Velbert. Bei der Veranstaltung „Kerstin Griese trifft … Kirsten Fehrs“ in Velbert hat die Ratsvorsitzende der Evangelischen Kirche in Deutschland (EKD) über die zunehmenden Anfeindungen gegenüber Menschen, die sich öffentlich für das Gemeinwohl engagieren, gesprochen.
Gerade im digitalen Raum beobachtet Bischöfin Kirsten Fehrs eine wachsende Verrohung der Debattenkultur. Auch Antisemitismus und antimuslimischer Rassismus nähmen zu und stellten eine ernste Herausforderung für den gesellschaftlichen Zusammenhalt dar, betonten Fehrs und die Parlamentarische Staatssekretärin Kerstin Griese im evangelischen Gemeindehaus an der Christuskirche in Velbert.

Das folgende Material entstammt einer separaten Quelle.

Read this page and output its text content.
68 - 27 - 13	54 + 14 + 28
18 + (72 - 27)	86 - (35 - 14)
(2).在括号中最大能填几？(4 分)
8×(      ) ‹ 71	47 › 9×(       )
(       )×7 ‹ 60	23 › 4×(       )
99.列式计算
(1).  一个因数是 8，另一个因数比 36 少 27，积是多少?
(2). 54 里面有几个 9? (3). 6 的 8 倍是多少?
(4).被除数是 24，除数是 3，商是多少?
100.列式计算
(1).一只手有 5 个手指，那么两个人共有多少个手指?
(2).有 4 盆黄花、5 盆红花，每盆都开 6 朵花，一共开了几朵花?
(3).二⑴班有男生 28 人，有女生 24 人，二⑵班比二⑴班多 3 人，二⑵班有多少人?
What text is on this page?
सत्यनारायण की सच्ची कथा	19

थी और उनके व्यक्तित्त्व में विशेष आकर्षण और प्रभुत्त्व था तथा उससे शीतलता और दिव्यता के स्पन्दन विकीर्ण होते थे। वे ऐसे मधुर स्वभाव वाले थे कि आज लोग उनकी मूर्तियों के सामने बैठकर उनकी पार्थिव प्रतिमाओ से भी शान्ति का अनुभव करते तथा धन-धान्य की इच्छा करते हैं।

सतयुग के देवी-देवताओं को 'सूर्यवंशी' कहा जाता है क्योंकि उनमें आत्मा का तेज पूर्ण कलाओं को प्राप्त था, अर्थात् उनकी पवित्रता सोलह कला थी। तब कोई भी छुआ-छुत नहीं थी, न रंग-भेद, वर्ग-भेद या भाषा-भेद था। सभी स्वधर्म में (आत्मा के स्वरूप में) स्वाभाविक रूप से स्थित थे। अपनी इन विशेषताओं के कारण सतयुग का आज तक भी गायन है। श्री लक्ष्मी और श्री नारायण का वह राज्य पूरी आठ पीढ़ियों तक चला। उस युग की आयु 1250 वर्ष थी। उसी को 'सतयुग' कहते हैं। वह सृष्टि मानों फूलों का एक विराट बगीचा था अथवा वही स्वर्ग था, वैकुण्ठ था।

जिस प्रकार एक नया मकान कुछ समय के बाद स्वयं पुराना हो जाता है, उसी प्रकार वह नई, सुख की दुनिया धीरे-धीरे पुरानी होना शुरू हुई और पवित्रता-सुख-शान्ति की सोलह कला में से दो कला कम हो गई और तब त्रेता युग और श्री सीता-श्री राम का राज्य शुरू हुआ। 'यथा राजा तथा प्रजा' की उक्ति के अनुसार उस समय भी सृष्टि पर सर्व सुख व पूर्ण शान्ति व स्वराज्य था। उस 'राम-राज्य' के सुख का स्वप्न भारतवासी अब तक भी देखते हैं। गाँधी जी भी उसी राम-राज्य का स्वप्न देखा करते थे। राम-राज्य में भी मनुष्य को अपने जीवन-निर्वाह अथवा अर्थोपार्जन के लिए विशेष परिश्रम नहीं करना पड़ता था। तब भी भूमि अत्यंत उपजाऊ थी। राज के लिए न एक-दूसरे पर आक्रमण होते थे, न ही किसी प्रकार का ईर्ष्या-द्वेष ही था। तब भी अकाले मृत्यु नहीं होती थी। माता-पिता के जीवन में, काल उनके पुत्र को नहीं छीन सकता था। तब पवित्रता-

Es gebe regelrechte Kampagnen, um den muslimischen Glauben mit „Islamismus“ gleichzusetzen und religiöse Vielfalt zu delegitimieren, so Fehrs.
„Mit der Bibel kann man keine Politik machen, aber ohne sie auch nicht“ zitierte Kerstin Griese den ehemaligen Bundespräsidenten Johannes Rau. Griese gehört sowohl der Bundesregierung als auch dem Rat der EKD an. Für sie ist klar: Christliche Werte sind kein Parteiprogramm, sondern ein moralischer Kompass, der über politische Lagergrenzen hinweg wirkt. Sie beklagte, dass es Themen gebe, bei denen fast nur noch die Kirchen Partei ergriffen – etwa für Menschen mit Behinderungen oder für Flüchtlinge.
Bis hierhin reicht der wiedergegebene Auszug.